Really? I tried not to let my disappointment show.
It was not a long evening…but my first introduction to the diplomatic function. Eating and drinking takes second place to the polite conversation, the networking, the quick updates on matters of government: both political, trade, and consular. Waiters glide noiselessly to offer champagne (that had been out in the heat too long, unfortunately), removing plates and glasses as needed. With practiced aplomb everyone shuffles into place as the Ambassador takes centre stage, speaks of the pride of her country, references the 1291 Federal Charter, moves easily between the four languages of Switzerland, even reads out in good Thai. Everyone is accounted for, everyone put at ease. Being diplomatic is a gift; it is hard work…and this lot are very good at it. We even had some yodeling by a young Swiss National. National anthems are sung, applause is polite.
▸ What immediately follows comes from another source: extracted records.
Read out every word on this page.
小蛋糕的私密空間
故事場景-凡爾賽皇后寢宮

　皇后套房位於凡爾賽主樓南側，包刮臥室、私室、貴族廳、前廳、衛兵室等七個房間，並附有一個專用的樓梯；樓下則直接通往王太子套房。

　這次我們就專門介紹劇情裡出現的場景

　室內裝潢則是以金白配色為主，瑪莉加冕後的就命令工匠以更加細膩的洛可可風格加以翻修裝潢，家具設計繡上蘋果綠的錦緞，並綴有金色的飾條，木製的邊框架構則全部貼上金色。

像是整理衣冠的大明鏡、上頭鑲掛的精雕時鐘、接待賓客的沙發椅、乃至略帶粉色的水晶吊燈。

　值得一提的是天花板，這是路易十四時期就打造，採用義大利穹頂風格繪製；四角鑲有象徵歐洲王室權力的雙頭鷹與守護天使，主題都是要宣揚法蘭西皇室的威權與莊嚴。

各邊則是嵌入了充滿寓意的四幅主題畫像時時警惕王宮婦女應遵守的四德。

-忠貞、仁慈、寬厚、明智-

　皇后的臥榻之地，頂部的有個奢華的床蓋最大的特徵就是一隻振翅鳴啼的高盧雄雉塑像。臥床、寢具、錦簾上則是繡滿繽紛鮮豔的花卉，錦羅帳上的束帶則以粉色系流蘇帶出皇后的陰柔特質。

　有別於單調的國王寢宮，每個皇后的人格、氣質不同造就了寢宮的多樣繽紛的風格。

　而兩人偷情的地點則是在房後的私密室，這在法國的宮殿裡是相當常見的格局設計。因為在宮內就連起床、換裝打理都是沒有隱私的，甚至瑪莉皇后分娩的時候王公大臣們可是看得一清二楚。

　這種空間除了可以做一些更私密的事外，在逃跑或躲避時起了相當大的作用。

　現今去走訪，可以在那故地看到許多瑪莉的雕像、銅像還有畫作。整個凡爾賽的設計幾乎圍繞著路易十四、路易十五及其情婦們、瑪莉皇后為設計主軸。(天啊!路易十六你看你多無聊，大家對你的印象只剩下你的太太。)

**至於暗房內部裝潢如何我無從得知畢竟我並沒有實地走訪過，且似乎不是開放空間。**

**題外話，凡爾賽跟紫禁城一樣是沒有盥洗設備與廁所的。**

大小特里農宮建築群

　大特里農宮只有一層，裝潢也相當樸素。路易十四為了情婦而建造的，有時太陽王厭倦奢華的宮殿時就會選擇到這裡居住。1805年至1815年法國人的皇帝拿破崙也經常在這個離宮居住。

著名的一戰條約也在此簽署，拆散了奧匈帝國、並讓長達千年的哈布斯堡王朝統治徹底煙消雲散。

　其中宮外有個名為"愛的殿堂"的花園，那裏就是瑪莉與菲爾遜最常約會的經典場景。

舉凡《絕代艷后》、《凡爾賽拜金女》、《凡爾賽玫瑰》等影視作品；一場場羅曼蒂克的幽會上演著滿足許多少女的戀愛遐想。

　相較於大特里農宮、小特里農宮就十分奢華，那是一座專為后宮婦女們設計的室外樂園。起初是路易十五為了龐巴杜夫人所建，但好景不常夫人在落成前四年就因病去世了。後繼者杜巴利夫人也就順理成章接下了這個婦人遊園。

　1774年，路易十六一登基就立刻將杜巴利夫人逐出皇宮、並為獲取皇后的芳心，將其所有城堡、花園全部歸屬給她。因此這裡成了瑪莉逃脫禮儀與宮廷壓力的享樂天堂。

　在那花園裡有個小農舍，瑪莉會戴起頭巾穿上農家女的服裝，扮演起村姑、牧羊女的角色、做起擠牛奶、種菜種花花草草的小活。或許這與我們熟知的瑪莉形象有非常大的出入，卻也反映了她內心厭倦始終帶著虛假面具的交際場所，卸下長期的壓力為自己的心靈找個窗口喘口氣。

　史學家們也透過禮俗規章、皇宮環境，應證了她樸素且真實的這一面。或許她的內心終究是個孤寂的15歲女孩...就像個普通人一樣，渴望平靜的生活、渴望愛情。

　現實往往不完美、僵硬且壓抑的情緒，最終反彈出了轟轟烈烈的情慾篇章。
Here’s some photos (the ice sculpture is the Matterhorn):
We were not there too long, but I enjoyed seeing this world of the diplomatic National Day…and especially that fine cheese. I’ve been satiated for a while and didn’t drop a single piece of bread. No stick for me in Asterix’s world 😉
I’ll leave you with some singing…
Oh…and if you want to hear Edelweiss then go for it – http://www.youtube.com/watch?v=sFHujvkacNY
Is this what diplomacy is all about?